Extension:External Data/Throttling data retrievals
Retrieval of web data and program data can be throttled per data source, that is, a delay between calls to the same web service or program can be enforced. If a throttled data source is attempted to be accessed before the specified delay has passed, then, if a cache is being used, a stale cache value will be returned; otherwise, a message informing the users that calls are throttled will be shown, and a job actually fetching the data will be scheduled.
For web sites, soap services and server-side programs, throttling is configured by the settings throttle key
and throttle interval
within $wgExternalDataSources:
throttle key
is a string that generates a throttle key.
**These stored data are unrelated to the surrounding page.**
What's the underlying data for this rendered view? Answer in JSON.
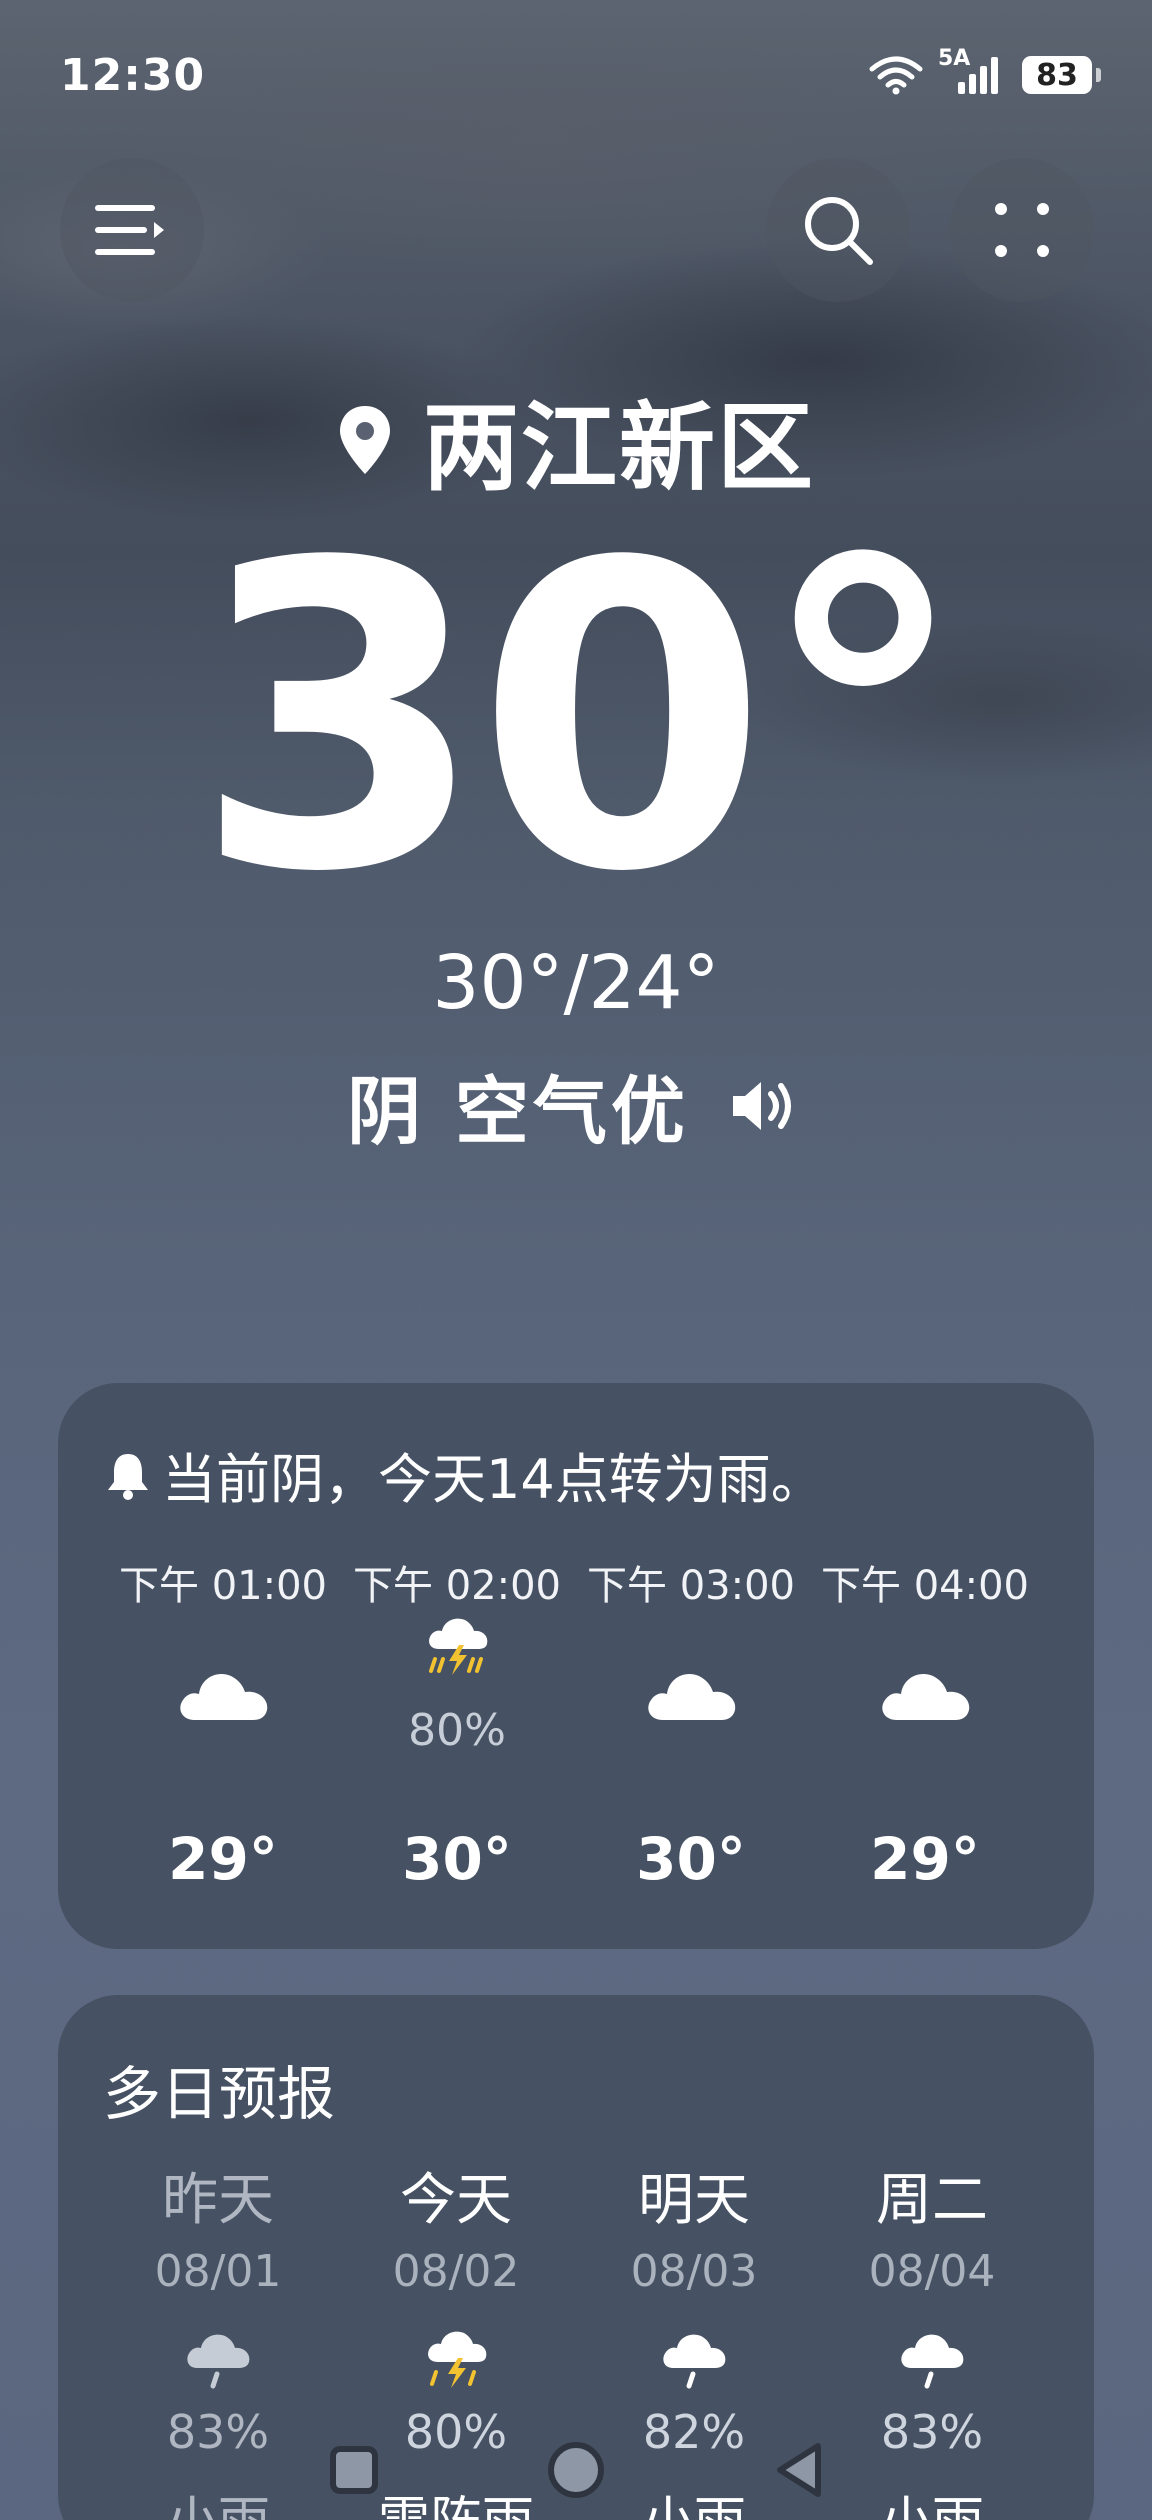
{
  "status_bar": {
    "time": "12:30",
    "network": "5A",
    "battery": "83"
  },
  "location": {
    "name": "两江新区"
  },
  "current": {
    "temperature": "30°",
    "range": "30°/24°",
    "condition": "阴 空气优"
  },
  "hourly": {
    "alert": "当前阴，今天14点转为雨。",
    "items": [
      {
        "time": "下午 01:00",
        "icon": "cloud-icon",
        "pop": "",
        "temp": "29°"
      },
      {
        "time": "下午 02:00",
        "icon": "thunderstorm-icon",
        "pop": "80%",
        "temp": "30°"
      },
      {
        "time": "下午 03:00",
        "icon": "cloud-icon",
        "pop": "",
        "temp": "30°"
      },
      {
        "time": "下午 04:00",
        "icon": "cloud-icon",
        "pop": "",
        "temp": "29°"
      }
    ]
  },
  "daily": {
    "title": "多日预报",
    "items": [
      {
        "day": "昨天",
        "date": "08/01",
        "icon": "light-rain-icon",
        "pop": "83%",
        "condition": "小雨"
      },
      {
        "day": "今天",
        "date": "08/02",
        "icon": "thunderstorm-icon",
        "pop": "80%",
        "condition": "雷阵雨"
      },
      {
        "day": "明天",
        "date": "08/03",
        "icon": "light-rain-icon",
        "pop": "82%",
        "condition": "小雨"
      },
      {
        "day": "周二",
        "date": "08/04",
        "icon": "light-rain-icon",
        "pop": "83%",
        "condition": "小雨"
      }
    ]
  },
  "colors": {
    "card": "#465263",
    "thunder": "#f2c230",
    "text": "#ffffff"
  }
}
Wildcards within the string like$host$
,$url$
or$2nd_lvl_domain$
(for web services) or$param$
(for parameters to programs) will be replaced with their corresponding values. The default value is$2nd_lvl_domain$
, meaning that, for example, any call to any page in Wikipedia in any language will have the throttle keywikipedia.org
.throttle interval
is a float holding the minimal interval, in seconds, between calls to web services or server-side programs with the same throttle key.
As with other settings, these are per data source, which can be:
- The full URL,
- host,
- second-level domain,
'*'
for the default fallback for any site.
Throttling makes sense when there are numerous calls of parser functions (e.g., caused by a template embedded many times) addressing the same external service or program that either requires much computational resources or is, effectively, a call to an external service, like youtube-dl.
If there is no throttling key, or throttling interval is zero or not set, there will be no throttling. This is the default setting.